7 May 2024
A roomful of toddlers bursts into a chant: “Eating time! Eating time!” as pots of yoghurt are handed to each. Then each child is given a spoon and little heads are bowed over the pots, scooping out every last mouthful.
In October last year, GroundUp reported Rosey Mbikwana’s despair at the hunger she witnessed every day in her day care centre in Mthatha. Some of the children were arriving with only a small bottle of sugar water to last the day, she said, and she couldn’t afford to feed them herself. In response to the article, friends and family committed to a joint monthly contribution of R2,500 to help Mbikwana feed her charges.

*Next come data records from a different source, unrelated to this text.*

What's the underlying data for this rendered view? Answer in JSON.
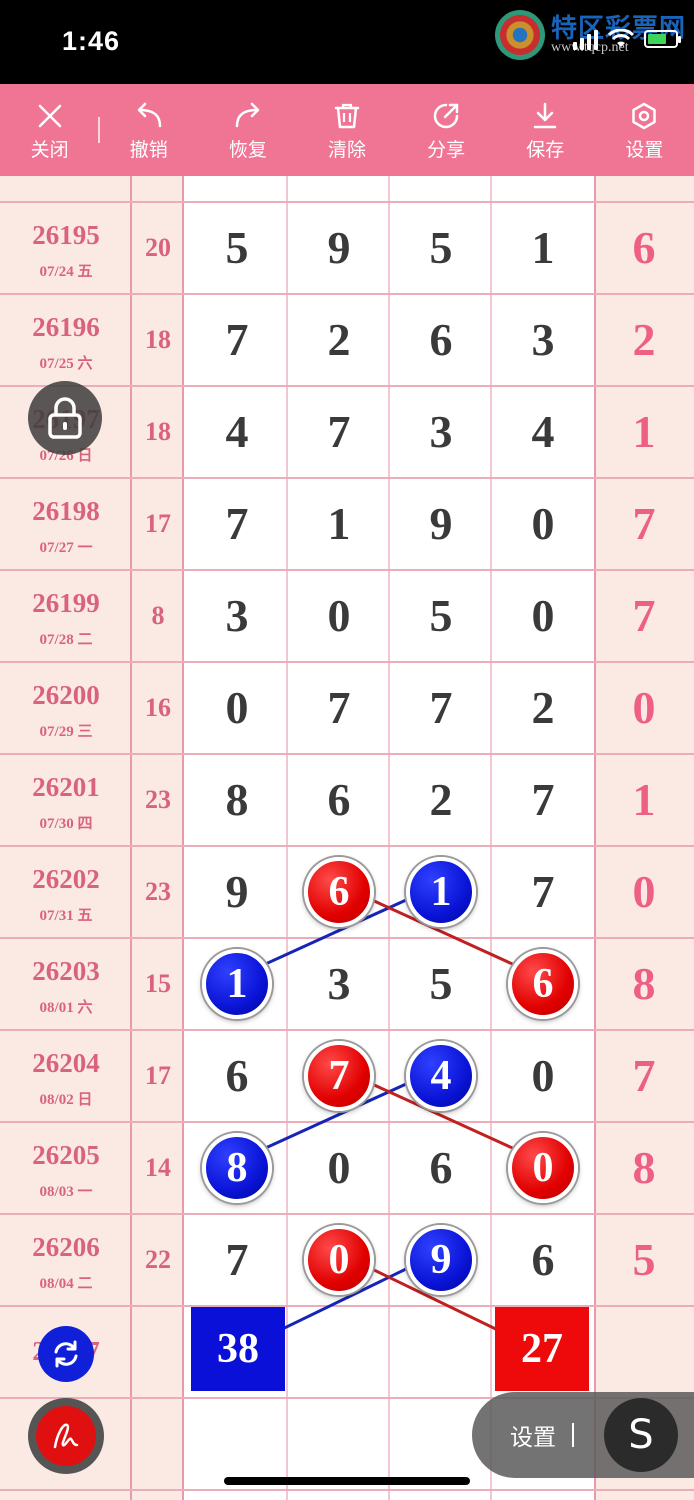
{
  "status_bar": {
    "time": "1:46"
  },
  "watermark": {
    "brand": "特区彩票网",
    "url": "www.tqcp.net"
  },
  "toolbar": {
    "close": "关闭",
    "undo": "撤销",
    "redo": "恢复",
    "clear": "清除",
    "share": "分享",
    "save": "保存",
    "settings": "设置"
  },
  "rows": [
    {
      "issue": "26195",
      "date": "07/24 五",
      "sum": "20",
      "digits": [
        "5",
        "9",
        "5",
        "1"
      ],
      "special": "6"
    },
    {
      "issue": "26196",
      "date": "07/25 六",
      "sum": "18",
      "digits": [
        "7",
        "2",
        "6",
        "3"
      ],
      "special": "2"
    },
    {
      "issue": "26197",
      "date": "07/26 日",
      "sum": "18",
      "digits": [
        "4",
        "7",
        "3",
        "4"
      ],
      "special": "1"
    },
    {
      "issue": "26198",
      "date": "07/27 一",
      "sum": "17",
      "digits": [
        "7",
        "1",
        "9",
        "0"
      ],
      "special": "7"
    },
    {
      "issue": "26199",
      "date": "07/28 二",
      "sum": "8",
      "digits": [
        "3",
        "0",
        "5",
        "0"
      ],
      "special": "7"
    },
    {
      "issue": "26200",
      "date": "07/29 三",
      "sum": "16",
      "digits": [
        "0",
        "7",
        "7",
        "2"
      ],
      "special": "0"
    },
    {
      "issue": "26201",
      "date": "07/30 四",
      "sum": "23",
      "digits": [
        "8",
        "6",
        "2",
        "7"
      ],
      "special": "1"
    },
    {
      "issue": "26202",
      "date": "07/31 五",
      "sum": "23",
      "digits": [
        "9",
        "6",
        "1",
        "7"
      ],
      "special": "0"
    },
    {
      "issue": "26203",
      "date": "08/01 六",
      "sum": "15",
      "digits": [
        "1",
        "3",
        "5",
        "6"
      ],
      "special": "8"
    },
    {
      "issue": "26204",
      "date": "08/02 日",
      "sum": "17",
      "digits": [
        "6",
        "7",
        "4",
        "0"
      ],
      "special": "7"
    },
    {
      "issue": "26205",
      "date": "08/03 一",
      "sum": "14",
      "digits": [
        "8",
        "0",
        "6",
        "0"
      ],
      "special": "8"
    },
    {
      "issue": "26206",
      "date": "08/04 二",
      "sum": "22",
      "digits": [
        "7",
        "0",
        "9",
        "6"
      ],
      "special": "5"
    }
  ],
  "next_issue": "26207",
  "totals": {
    "blue": "38",
    "red": "27"
  },
  "floating": {
    "settings_label": "设置",
    "s_glyph": "S"
  },
  "colors": {
    "toolbar": "#f07594",
    "issue_text": "#d9627f",
    "special_text": "#ee5f86",
    "ball_red": "#e10000",
    "ball_blue": "#0a14d6"
  }
}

In March this year, we visited Ma Rosey’s Day Care and Creche. The transformation was dramatic. On this relatively modest amount, she is able to give the children two meals a day. On arrival, they are given nutritionally enhanced porridge. Mid-morning the main meal is served. “On Mondays, it is rice and chicken and veg.” explains Mbikwana. “Tuesday is macaroni and tinned fish. Wednesday pap and maas. Thursday is samp and beans. Friday is pap and soup.”
The third meal of the day is provided by parents: usually bread and egg or bread and margarine. Mbikwana provides the food for those children who don’t bring it.
She is a changed person: positive and cheerful, so relieved is she to be able to feed the children. Because, unlike other day care centres in the area, she provides food, the demand for places in her centre has increased and she now has more than 30 children in her care. Fees bring her an income of around R3,000 a month. So, with the additional R2,500 she has R5,500 to run the crèche and meet her own family’s needs. A civic organisation pays an assistant R1,200.
Most of the children are being raised by young, single mothers, or by grandmothers because the mother is still in school. Some have jobs but most subsist on social grants and struggle to pay the crèche fees.
“Some children come for a few months and then they stop coming. I go to the home and the mother says she can’t pay the fees or send a lunchbox with the child. There is no food in the home. So, I say, bring the child anyway. I will find food.”
Now 57, Mbikwana grew up under apartheid and is used to struggle. She left school armed only with Standard 6 (Grade 8) and made a living as a domestic worker in Johannesburg before returning, in 2008, to her mother’s home in Joe Slovo Park in Mthatha to care for her. After her mother died she stayed on with her three children. Jobs in Mthatha are scarce and, in 2021, she started the day care centre in a room in her house as a source of income.
Joe Slovo Park is flanked by Nelson Mandela Park and Chris Hani Park. The story is that they are named after the revolutionary heroes of the early years of democracy because Mandela himself flew to Mthatha to prevent an attempt to evict the people living on the land, which was state-owned.
Mbikwana’s street is pitted with potholes and lined with houses doubling as small businesses: spaza shops, taverns, and an outdoor tailor sitting at an old Singer sewing machine, protected from the sun by a small gazebo. There are at least three day care centres. The municipality provides water and electricity but there is no piped sewage system. In Rosey’s yard are a row of small chairs with a hole in the seat, under which is a potty.
After much struggle with the bureaucracy she has finally acquired conditional registration as a non-profit organisation which means she can raise funds.
Permanent registration, which means she would be entitled to a subsidy from the Department of Basic Education, is predicated on an increasing series of demands. Inspectors from the department visit regularly, with ever lengthening lists of what Mbikwana needs to do in order to secure permanent registration.
“They say I have to divide the yard and build a separate room with a separate entrance and separate toilets for the children.”
The department does not provide any funds, either for day-to-day running of the creche or for the infrastructure they require Mbikwana to build. “They say I must fundraise.”
“I don’t understand because we are a small business, starting afresh.”
She also has to set up a five-person governance structure, with a chairperson, a secretary and a treasurer. “They can’t give you a (permanent) non-profit organisation without that structure. You must have one helper to cook. You have to register each child every day,” she says.
“We complain but we can’t do anything about it.”